Transformação da economia e da sociedade
No campo econômico, o documento defende reformas estruturais e um Estado voltado à expansão da atividade produtiva. Entre as propostas apresentadas por Renan estão a redução do gasto público, busca por superávit nominal, investimentos em infraestrutura, agregação de valor à produção nacional e estímulo à industrialização. Na área social, o candidato afirmou que sua meta é fazer com que nenhum estado brasileiro termine um mandato com mais beneficiários do Bolsa Família do que trabalhadores com carteira assinada. Além disso, o “Livro Amarelo” também orienta parte das propostas para programas sociais, com a ideia de que pessoas aptas ao trabalho receberiam ofertas de emprego e poderiam perder o benefício caso recusassem essas oportunidades.
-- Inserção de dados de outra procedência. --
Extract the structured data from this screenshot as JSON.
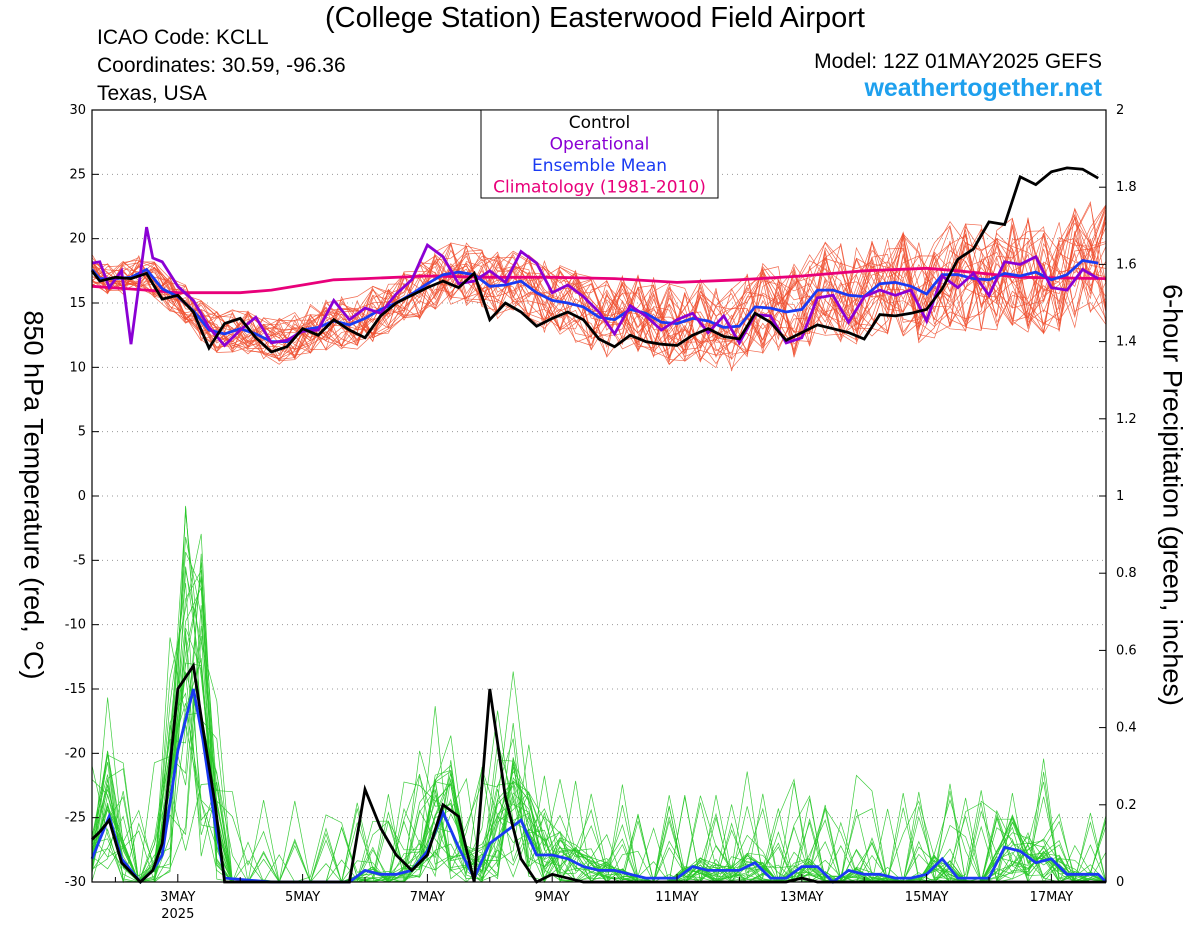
{
  "header": {
    "title": "(College Station) Easterwood Field Airport",
    "icao": "ICAO Code: KCLL",
    "coords": "Coordinates: 30.59, -96.36",
    "region": "Texas, USA",
    "model": "Model: 12Z 01MAY2025 GEFS",
    "site": "weathertogether.net"
  },
  "axes": {
    "left_label": "850 hPa Temperature (red, °C)",
    "right_label": "6-hour Precipitation (green, inches)"
  },
  "colors": {
    "control": "#000000",
    "operational": "#8a00d4",
    "mean": "#1a3af2",
    "climatology": "#e8007a",
    "members_temp": "#f05030",
    "members_precip": "#28c828",
    "site": "#1ea0ee"
  },
  "chart_data": {
    "type": "line",
    "x_unit": "days since 00Z 1MAY2025",
    "xlim": [
      1.625,
      17.875
    ],
    "ylim_left": [
      -30,
      30
    ],
    "ylim_right": [
      0,
      2
    ],
    "left_ticks": [
      30,
      25,
      20,
      15,
      10,
      5,
      0,
      -5,
      -10,
      -15,
      -20,
      -25,
      -30
    ],
    "right_ticks": [
      2,
      1.8,
      1.6,
      1.4,
      1.2,
      1,
      0.8,
      0.6,
      0.4,
      0.2,
      0
    ],
    "x_ticks": [
      {
        "t": 3,
        "label": "3MAY",
        "sub": "2025"
      },
      {
        "t": 5,
        "label": "5MAY",
        "sub": ""
      },
      {
        "t": 7,
        "label": "7MAY",
        "sub": ""
      },
      {
        "t": 9,
        "label": "9MAY",
        "sub": ""
      },
      {
        "t": 11,
        "label": "11MAY",
        "sub": ""
      },
      {
        "t": 13,
        "label": "13MAY",
        "sub": ""
      },
      {
        "t": 15,
        "label": "15MAY",
        "sub": ""
      },
      {
        "t": 17,
        "label": "17MAY",
        "sub": ""
      }
    ],
    "grid": true,
    "legend": {
      "position": "top-center",
      "entries": [
        {
          "name": "Control",
          "color": "#000000"
        },
        {
          "name": "Operational",
          "color": "#8a00d4"
        },
        {
          "name": "Ensemble Mean",
          "color": "#1a3af2"
        },
        {
          "name": "Climatology (1981-2010)",
          "color": "#e8007a"
        }
      ]
    },
    "temperature": {
      "control": [
        [
          1.625,
          17.5
        ],
        [
          1.75,
          16.7
        ],
        [
          2,
          17
        ],
        [
          2.25,
          16.9
        ],
        [
          2.5,
          17.3
        ],
        [
          2.75,
          15.3
        ],
        [
          3,
          15.6
        ],
        [
          3.25,
          14.3
        ],
        [
          3.5,
          11.5
        ],
        [
          3.75,
          13.4
        ],
        [
          4,
          13.8
        ],
        [
          4.25,
          12.3
        ],
        [
          4.5,
          11.2
        ],
        [
          4.75,
          11.6
        ],
        [
          5,
          13
        ],
        [
          5.25,
          12.5
        ],
        [
          5.5,
          13.7
        ],
        [
          5.75,
          12.9
        ],
        [
          6,
          12.3
        ],
        [
          6.25,
          14
        ],
        [
          6.5,
          15
        ],
        [
          6.75,
          15.6
        ],
        [
          7,
          16.2
        ],
        [
          7.25,
          16.7
        ],
        [
          7.5,
          16.2
        ],
        [
          7.75,
          17.3
        ],
        [
          8,
          13.7
        ],
        [
          8.25,
          15
        ],
        [
          8.5,
          14.3
        ],
        [
          8.75,
          13.2
        ],
        [
          9,
          13.8
        ],
        [
          9.25,
          14.3
        ],
        [
          9.5,
          13.7
        ],
        [
          9.75,
          12.2
        ],
        [
          10,
          11.6
        ],
        [
          10.25,
          12.5
        ],
        [
          10.5,
          12
        ],
        [
          10.75,
          11.8
        ],
        [
          11,
          11.7
        ],
        [
          11.25,
          12.5
        ],
        [
          11.5,
          13
        ],
        [
          11.75,
          12.4
        ],
        [
          12,
          12.2
        ],
        [
          12.25,
          14.2
        ],
        [
          12.5,
          13.5
        ],
        [
          12.75,
          12.1
        ],
        [
          13,
          12.7
        ],
        [
          13.25,
          13.3
        ],
        [
          13.5,
          13
        ],
        [
          13.75,
          12.7
        ],
        [
          14,
          12.2
        ],
        [
          14.25,
          14.1
        ],
        [
          14.5,
          14
        ],
        [
          14.75,
          14.2
        ],
        [
          15,
          14.5
        ],
        [
          15.25,
          16.1
        ],
        [
          15.5,
          18.4
        ],
        [
          15.75,
          19.2
        ],
        [
          16,
          21.3
        ],
        [
          16.25,
          21.1
        ],
        [
          16.5,
          24.8
        ],
        [
          16.75,
          24.2
        ],
        [
          17,
          25.2
        ],
        [
          17.25,
          25.5
        ],
        [
          17.5,
          25.4
        ],
        [
          17.75,
          24.7
        ]
      ],
      "operational": [
        [
          1.625,
          18.1
        ],
        [
          1.75,
          18.2
        ],
        [
          1.9,
          16.2
        ],
        [
          2.1,
          17.5
        ],
        [
          2.25,
          11.8
        ],
        [
          2.5,
          20.9
        ],
        [
          2.6,
          18.5
        ],
        [
          2.75,
          18.2
        ],
        [
          3,
          16.3
        ],
        [
          3.25,
          15.2
        ],
        [
          3.5,
          13.1
        ],
        [
          3.75,
          11.7
        ],
        [
          4,
          12.9
        ],
        [
          4.25,
          13.9
        ],
        [
          4.5,
          11.9
        ],
        [
          4.75,
          12.1
        ],
        [
          5,
          12.8
        ],
        [
          5.25,
          12.9
        ],
        [
          5.5,
          15.2
        ],
        [
          5.75,
          13.7
        ],
        [
          6,
          14.6
        ],
        [
          6.25,
          14.2
        ],
        [
          6.5,
          15.7
        ],
        [
          6.75,
          16.8
        ],
        [
          7,
          19.5
        ],
        [
          7.25,
          18.6
        ],
        [
          7.5,
          16.5
        ],
        [
          7.75,
          16.7
        ],
        [
          8,
          17.5
        ],
        [
          8.25,
          16.6
        ],
        [
          8.5,
          19
        ],
        [
          8.75,
          18.1
        ],
        [
          9,
          15.8
        ],
        [
          9.25,
          16.4
        ],
        [
          9.5,
          15.5
        ],
        [
          9.75,
          14.3
        ],
        [
          10,
          12.6
        ],
        [
          10.25,
          14.8
        ],
        [
          10.5,
          14
        ],
        [
          10.75,
          12.9
        ],
        [
          11,
          13.7
        ],
        [
          11.25,
          14.2
        ],
        [
          11.5,
          12.7
        ],
        [
          11.75,
          14
        ],
        [
          12,
          11.9
        ],
        [
          12.25,
          14.1
        ],
        [
          12.5,
          14
        ],
        [
          12.75,
          11.9
        ],
        [
          13,
          12.3
        ],
        [
          13.25,
          15.4
        ],
        [
          13.5,
          15.6
        ],
        [
          13.75,
          13.5
        ],
        [
          14,
          15.5
        ],
        [
          14.25,
          16
        ],
        [
          14.5,
          15.6
        ],
        [
          14.75,
          16
        ],
        [
          15,
          13.6
        ],
        [
          15.25,
          17.1
        ],
        [
          15.5,
          16.2
        ],
        [
          15.75,
          17.3
        ],
        [
          16,
          15.6
        ],
        [
          16.25,
          18.2
        ],
        [
          16.5,
          18
        ],
        [
          16.75,
          18.6
        ],
        [
          17,
          16.2
        ],
        [
          17.25,
          16
        ],
        [
          17.5,
          17.6
        ],
        [
          17.75,
          16.9
        ]
      ],
      "mean": [
        [
          1.625,
          17.6
        ],
        [
          1.75,
          16.9
        ],
        [
          2,
          16.9
        ],
        [
          2.25,
          17
        ],
        [
          2.5,
          17.6
        ],
        [
          2.75,
          16.1
        ],
        [
          3,
          15.5
        ],
        [
          3.25,
          14.4
        ],
        [
          3.5,
          12.9
        ],
        [
          3.75,
          12.6
        ],
        [
          4,
          13
        ],
        [
          4.25,
          12.6
        ],
        [
          4.5,
          12
        ],
        [
          4.75,
          12
        ],
        [
          5,
          12.9
        ],
        [
          5.25,
          13.1
        ],
        [
          5.5,
          13.6
        ],
        [
          5.75,
          13.3
        ],
        [
          6,
          13.8
        ],
        [
          6.25,
          14.5
        ],
        [
          6.5,
          15
        ],
        [
          6.75,
          15.7
        ],
        [
          7,
          16.5
        ],
        [
          7.25,
          17.2
        ],
        [
          7.5,
          17.4
        ],
        [
          7.75,
          17.2
        ],
        [
          8,
          16.3
        ],
        [
          8.25,
          16.4
        ],
        [
          8.5,
          16.7
        ],
        [
          8.75,
          15.8
        ],
        [
          9,
          15.2
        ],
        [
          9.25,
          15
        ],
        [
          9.5,
          14.7
        ],
        [
          9.75,
          13.9
        ],
        [
          10,
          13.7
        ],
        [
          10.25,
          14.5
        ],
        [
          10.5,
          14.2
        ],
        [
          10.75,
          13.5
        ],
        [
          11,
          13.4
        ],
        [
          11.25,
          13.8
        ],
        [
          11.5,
          13.6
        ],
        [
          11.75,
          13.1
        ],
        [
          12,
          13.2
        ],
        [
          12.25,
          14.7
        ],
        [
          12.5,
          14.6
        ],
        [
          12.75,
          14.3
        ],
        [
          13,
          14.5
        ],
        [
          13.25,
          16
        ],
        [
          13.5,
          16
        ],
        [
          13.75,
          15.6
        ],
        [
          14,
          15.5
        ],
        [
          14.25,
          16.5
        ],
        [
          14.5,
          16.6
        ],
        [
          14.75,
          16.3
        ],
        [
          15,
          15.7
        ],
        [
          15.25,
          17.2
        ],
        [
          15.5,
          17.2
        ],
        [
          15.75,
          16.9
        ],
        [
          16,
          16.8
        ],
        [
          16.25,
          17.3
        ],
        [
          16.5,
          17.1
        ],
        [
          16.75,
          17.4
        ],
        [
          17,
          16.8
        ],
        [
          17.25,
          17.2
        ],
        [
          17.5,
          18.3
        ],
        [
          17.75,
          18.1
        ]
      ],
      "climatology": [
        [
          1.625,
          16.3
        ],
        [
          2.5,
          16
        ],
        [
          3,
          15.8
        ],
        [
          4,
          15.8
        ],
        [
          4.5,
          16
        ],
        [
          5,
          16.4
        ],
        [
          5.5,
          16.8
        ],
        [
          6,
          16.9
        ],
        [
          7,
          17.1
        ],
        [
          8,
          17
        ],
        [
          9,
          17
        ],
        [
          10,
          16.9
        ],
        [
          11,
          16.6
        ],
        [
          12,
          16.8
        ],
        [
          13,
          17.1
        ],
        [
          14,
          17.5
        ],
        [
          15,
          17.7
        ],
        [
          15.5,
          17.5
        ],
        [
          16.5,
          17
        ],
        [
          17.875,
          16.9
        ]
      ]
    },
    "precipitation": {
      "control": [
        [
          1.625,
          0.11
        ],
        [
          1.75,
          0.13
        ],
        [
          1.9,
          0.16
        ],
        [
          2.1,
          0.05
        ],
        [
          2.4,
          0
        ],
        [
          2.6,
          0.03
        ],
        [
          2.75,
          0.1
        ],
        [
          3,
          0.5
        ],
        [
          3.25,
          0.56
        ],
        [
          3.4,
          0.4
        ],
        [
          3.6,
          0.2
        ],
        [
          3.75,
          0
        ],
        [
          5.75,
          0
        ],
        [
          6,
          0.24
        ],
        [
          6.25,
          0.14
        ],
        [
          6.5,
          0.07
        ],
        [
          6.75,
          0.03
        ],
        [
          7,
          0.07
        ],
        [
          7.25,
          0.2
        ],
        [
          7.5,
          0.17
        ],
        [
          7.75,
          0
        ],
        [
          8,
          0.5
        ],
        [
          8.25,
          0.22
        ],
        [
          8.5,
          0.06
        ],
        [
          8.75,
          0
        ],
        [
          9,
          0.02
        ],
        [
          9.5,
          0
        ],
        [
          12.75,
          0
        ],
        [
          13,
          0.01
        ],
        [
          13.25,
          0
        ],
        [
          17.875,
          0
        ]
      ],
      "mean": [
        [
          1.625,
          0.06
        ],
        [
          1.75,
          0.11
        ],
        [
          1.9,
          0.17
        ],
        [
          2.1,
          0.06
        ],
        [
          2.4,
          0
        ],
        [
          2.6,
          0.03
        ],
        [
          2.75,
          0.07
        ],
        [
          3,
          0.34
        ],
        [
          3.25,
          0.5
        ],
        [
          3.4,
          0.37
        ],
        [
          3.6,
          0.15
        ],
        [
          3.75,
          0.01
        ],
        [
          4.5,
          0
        ],
        [
          5.75,
          0
        ],
        [
          6,
          0.03
        ],
        [
          6.25,
          0.02
        ],
        [
          6.5,
          0.02
        ],
        [
          6.75,
          0.03
        ],
        [
          7,
          0.08
        ],
        [
          7.25,
          0.18
        ],
        [
          7.5,
          0.09
        ],
        [
          7.75,
          0.01
        ],
        [
          8,
          0.1
        ],
        [
          8.25,
          0.13
        ],
        [
          8.5,
          0.16
        ],
        [
          8.75,
          0.07
        ],
        [
          9,
          0.07
        ],
        [
          9.25,
          0.06
        ],
        [
          9.5,
          0.04
        ],
        [
          9.75,
          0.03
        ],
        [
          10,
          0.03
        ],
        [
          10.25,
          0.02
        ],
        [
          10.5,
          0.01
        ],
        [
          10.75,
          0.01
        ],
        [
          11,
          0.01
        ],
        [
          11.25,
          0.04
        ],
        [
          11.5,
          0.03
        ],
        [
          11.75,
          0.03
        ],
        [
          12,
          0.03
        ],
        [
          12.25,
          0.05
        ],
        [
          12.5,
          0.01
        ],
        [
          12.75,
          0.01
        ],
        [
          13,
          0.04
        ],
        [
          13.25,
          0.04
        ],
        [
          13.5,
          0
        ],
        [
          13.75,
          0.03
        ],
        [
          14,
          0.02
        ],
        [
          14.25,
          0.02
        ],
        [
          14.5,
          0.01
        ],
        [
          14.75,
          0.01
        ],
        [
          15,
          0.02
        ],
        [
          15.25,
          0.06
        ],
        [
          15.5,
          0.01
        ],
        [
          15.75,
          0.01
        ],
        [
          16,
          0.01
        ],
        [
          16.25,
          0.09
        ],
        [
          16.5,
          0.08
        ],
        [
          16.75,
          0.05
        ],
        [
          17,
          0.06
        ],
        [
          17.25,
          0.02
        ],
        [
          17.5,
          0.02
        ],
        [
          17.75,
          0.02
        ],
        [
          17.875,
          0
        ]
      ]
    }
  }
}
Na segurança pública, Renan prometeu operações para retomada de territórios dominados por facções criminosas, endurecimento do combate ao crime organizado e redução acelerada dos homicídios.

Uma narrativa acima das propostas
Apesar de abordar diversas áreas como economia, segurança, educação, assistência social e infraestrutura, o documento foi apresentado como um conjunto de princípios, mais do que uma lista detalhada de políticas públicas. Renan Santos destacou que o “Livro Amarelo” não deve ser entendido apenas como um plano de governo, mas como uma doutrina para “governar, construir e civilizar” o país. Ele buscou construir uma narrativa de transformação nacional baseada em conceitos como desenvolvimento, disciplina, produtividade e construção de um projeto de longo prazo.
O documento foi apresentado como uma doutrina, mais do que uma lista detalhada de políticas públicas.
O discurso de Renan Santos durante o lançamento da candidatura buscou posicionar o Partido Missão como uma alternativa antipetista e antibolsonarista, sem recorrer ao discurso tradicional da chamada terceira via. Ele rejeitou a classificação de terceira via e afirmou que o partido construiu “o próprio caminho, com as próprias ideias”. A ideia de “civilização tropical” e a construção de uma nova geração tornaram-se elementos centrais da narrativa política do candidato.